Dobkin received a BFA from Bard College, both an MFA in Sound Art and a DMA in Music Composition from Columbia University. They are currently serving as an early career fellow at Columbia University and teaching electronic music at Bard College.

Matt Sargent is a composer, guitarist, and recording engineer based in upstate New York. His music has been described as “bringing a sharpened sense of the transcendental into the 21st century.” (Paul Muller, Sequenza21) Writing about his 2018 album Ghost Music, Bill Meyer states, “this music isn’t about following in anyone’s footsteps; it uses bare resources to establish a bounded and essential place.” (The Wire Magazine)

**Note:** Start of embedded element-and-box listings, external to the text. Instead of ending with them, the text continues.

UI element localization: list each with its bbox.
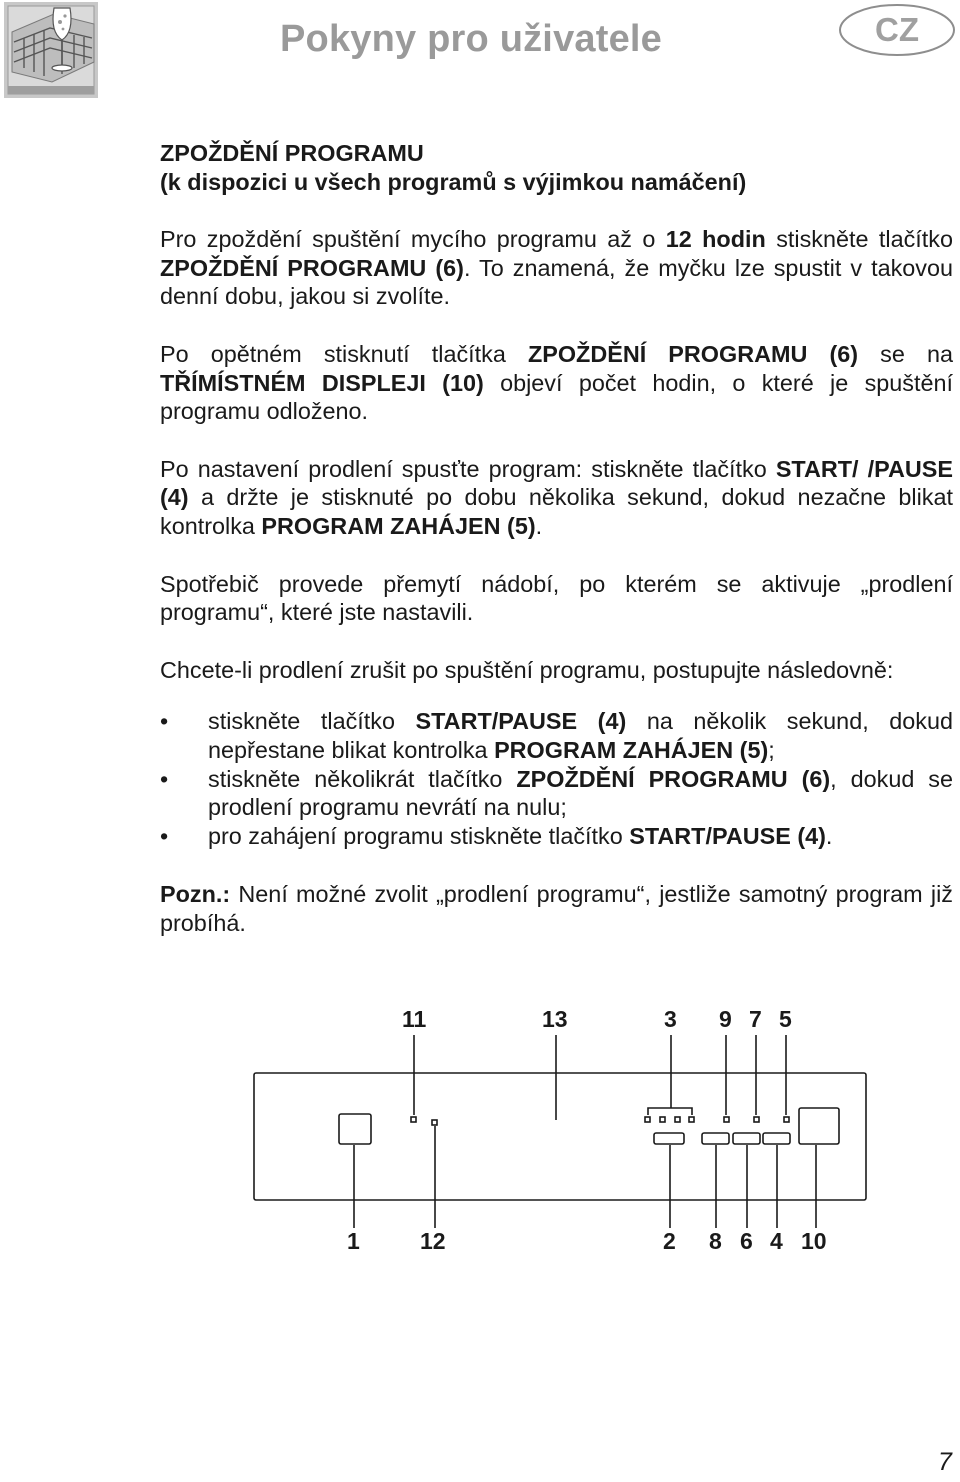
cancel-steps-list	[160, 707, 953, 850]
list-item	[160, 765, 953, 822]
figure-label-10: 10	[801, 1228, 827, 1254]
p2-text-3: objeví počet hodin, o které je spuštění programu odloženo.	[160, 369, 953, 425]
p3-text-2: a držte je stisknuté po dobu několika sekund, dokud nezačne blikat kontrolka	[160, 484, 953, 539]
paragraph-display-hours	[160, 340, 953, 426]
p2-text-1: Po opětném stisknutí tlačítka	[160, 340, 528, 367]
step3-bold-1: START/PAUSE (4)	[629, 822, 826, 849]
step1-bold-1: START/PAUSE (4)	[415, 708, 627, 735]
step3-text-1: pro zahájení programu stiskněte tlačítko	[208, 822, 630, 849]
paragraph-note	[160, 880, 953, 937]
language-code: CZ	[875, 11, 919, 48]
p1-text-1: Pro zpoždění spuštění mycího programu až o	[160, 226, 666, 253]
step2-bold-1: ZPOŽDĚNÍ PROGRAMU (6)	[516, 765, 831, 792]
indicator-led-5	[784, 1117, 789, 1122]
figure-label-1: 1	[347, 1228, 360, 1254]
paragraph-start-program	[160, 455, 953, 541]
paragraph-cancel-intro: Chcete-li prodlení zrušit po spuštění programu, postupujte následovně:	[160, 656, 894, 683]
control-panel-diagram	[240, 1000, 880, 1270]
paragraph-delay-intro	[160, 225, 953, 311]
button-8	[702, 1133, 729, 1144]
bracket-3	[648, 1108, 692, 1115]
figure-label-2: 2	[663, 1228, 676, 1254]
p1-bold-2: ZPOŽDĚNÍ PROGRAMU (6)	[160, 254, 464, 281]
page-number: 7	[938, 1448, 952, 1476]
p2-bold-2: TŘÍMÍSTNÉM DISPLEJI (10)	[160, 369, 484, 396]
list-item	[160, 822, 953, 851]
step1-text-2: na několik sekund, dokud nepřestane blikat kontrolka	[208, 708, 953, 763]
step3-text-2: .	[825, 822, 833, 849]
indicator-led-12	[432, 1120, 437, 1125]
figure-label-4: 4	[770, 1228, 783, 1254]
section-heading-title: ZPOŽDĚNÍ PROGRAMU	[160, 140, 424, 166]
paragraph-prewash: Spotřebič provede přemytí nádobí, po kterém se aktivuje „prodlení programu“, které jste nastavili.	[160, 570, 953, 626]
bullet: •	[160, 708, 169, 735]
step1-text-3: ;	[768, 736, 775, 763]
dishwasher-logo-icon	[4, 2, 98, 98]
language-badge	[838, 3, 956, 57]
figure-label-7: 7	[749, 1006, 762, 1032]
p1-text-2: stiskněte tlačítko	[765, 226, 953, 253]
indicator-led-7	[754, 1117, 759, 1122]
figure-label-12: 12	[420, 1228, 446, 1254]
indicator-led-3a	[645, 1117, 650, 1122]
p1-bold-1: 12 hodin	[665, 226, 766, 253]
figure-label-13: 13	[542, 1006, 568, 1032]
section-heading	[160, 139, 953, 196]
p3-text-1: Po nastavení prodlení spusťte program: stiskněte tlačítko	[160, 455, 776, 482]
p3-bold-2: PROGRAM ZAHÁJEN (5)	[261, 512, 536, 539]
figure-label-11: 11	[402, 1006, 427, 1032]
figure-label-8: 8	[709, 1228, 722, 1254]
control-panel-drawing	[240, 1000, 880, 1270]
indicator-led-3b	[660, 1117, 665, 1122]
note-label: Pozn.:	[160, 881, 231, 908]
p3-text-3: .	[535, 512, 543, 539]
indicator-led-9	[724, 1117, 729, 1122]
indicator-led-11	[411, 1117, 416, 1122]
step1-bold-2: PROGRAM ZAHÁJEN (5)	[494, 736, 769, 763]
figure-label-5: 5	[779, 1006, 792, 1032]
p1-text-3: . To znamená, že myčku lze spustit v takovou denní dobu, jakou si zvolíte.	[160, 254, 953, 310]
figure-label-6: 6	[740, 1228, 753, 1254]
start-pause-button	[763, 1133, 790, 1144]
note-text: Není možné zvolit „prodlení programu“, jestliže samotný program již probíhá.	[160, 881, 953, 936]
section-heading-subtitle: (k dispozici u všech programů s výjimkou namáčení)	[160, 168, 747, 195]
p3-bold-1: START/ /PAUSE (4)	[160, 455, 953, 511]
figure-label-9: 9	[719, 1006, 732, 1032]
step2-text-1: stiskněte několikrát tlačítko	[208, 765, 517, 792]
bullet: •	[160, 822, 169, 849]
main-switch-button	[339, 1114, 371, 1144]
step1-text-1: stiskněte tlačítko	[208, 708, 416, 735]
indicator-led-3d	[689, 1117, 694, 1122]
display-10	[799, 1108, 839, 1144]
p2-text-2: se na	[858, 340, 953, 367]
figure-label-3: 3	[664, 1006, 677, 1032]
program-button	[654, 1133, 684, 1144]
page-title: Pokyny pro uživatele	[280, 18, 663, 60]
list-item	[160, 707, 953, 764]
p2-bold-1: ZPOŽDĚNÍ PROGRAMU (6)	[527, 340, 859, 367]
delay-button	[733, 1133, 760, 1144]
panel-outline	[254, 1073, 866, 1200]
step2-text-2: , dokud se prodlení programu nevrátí na nulu;	[208, 765, 954, 821]
bullet: •	[160, 765, 169, 792]
instructions-content	[160, 139, 953, 966]
indicator-led-3c	[675, 1117, 680, 1122]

His albums include Illuminations (Sawyer Editions, 2024), Bend (Waveform Alphabet, 2023), Between Time and After (Chen Li Music, 2023), Tide (A Wave Press, 2020), Separation Songs (Cold Blue Music, 2019), Tide (for ten basses) (Marginal Frequency, 2019), and Ghost Music (Weighter Recordings, 2018).
Matt is currently engaged with expanding available repertoire for the pedal steel and electric guitar. In 2022, he commissioned new music for solo pedal steel from Michael Pisaro-Liu, Carl Stone, and Nomi Epstein. This season, his guitar collaborations with Robert Carl for just intonation guitar and electronics were released on Carl’s Infinity Avenue (Neuma Records, 2024). Most recently, his recording of James Romig’s hour-length piece for electric guitar, The Fragility of Time, was released by A Wave Press.
In demand as an audio engineer for contemporary music, Matt’s recent production credits include Alvin Lucier’s One Arm Bandits (Important Records), Ricochet Lady (Black Truffle), and Works for the Ever Present Orchestra II (Black Truffle), Richard Teitelbaum’s Asparagus (Black Truffle), Musica Elettronica Viva’s Symphony No. 107 – The Bard (Black Truffle), Michael Ranta’s Transits: Volume I (Important Records), and Sarah Hennies’s Spectral Malsconcities (New World Records), among many others. Praising his work on Robert Carl’s album, Splectra (Cold Blue Music), Fanfare Magazine writes, “he could find no better collaborator than composer and sound designer Matt Sargent.”
Matt is an assistant professor of music at Bard College.

Sacred Canopy are Corey Salts and Matt Bahnsen. Formed initially as Bahnsen’s solo project Salts joined in 2022. Their latest release “We Do In All Honesty Hate This World” is their first recording as a duo and features both prepared and improvisational elements. The goal of this project is to create worlds we would rather inhabit than our own.
Bobbie Johnston is a multidisciplinary artist and multi-instrumentlist, composer, improviser, and regular pollinator to the contemporary avant-garden. Bobbie is a Glass City native, though has been primarily working and living in NYC for nearly a dozen years now. Bobbie has had the privilege to share the stage and collaborate with some of the music’s brightest lumineers; including Reggie Workman, William Parker, Daniel Carter, and Jose Castellar. Bobbie’s music is primarily inspired by the nature of sound, as well the sound of nature. Considering how sound has been traveling long before us humans have been able to organize it, let alone call it music. Bobbie feels less a musician and more of a conduit for sound, creativity, and the energy that allows for music to speak as our universal language. Bobbie’s sound has been supportive to theater productions, television shows and commercials, film, performance art, hip-hop sampling, as well as supporting and performing with local, emerging and seasoned artists in various musical groups and contexts. Bobbie is also a bandleader and organizer for the underground creative music collective, Ear Yoga Ensemble; an ever-evolving cast of musicians and artists using spontaneous composition and improvisation as a means for creating harmony, both on and off stage.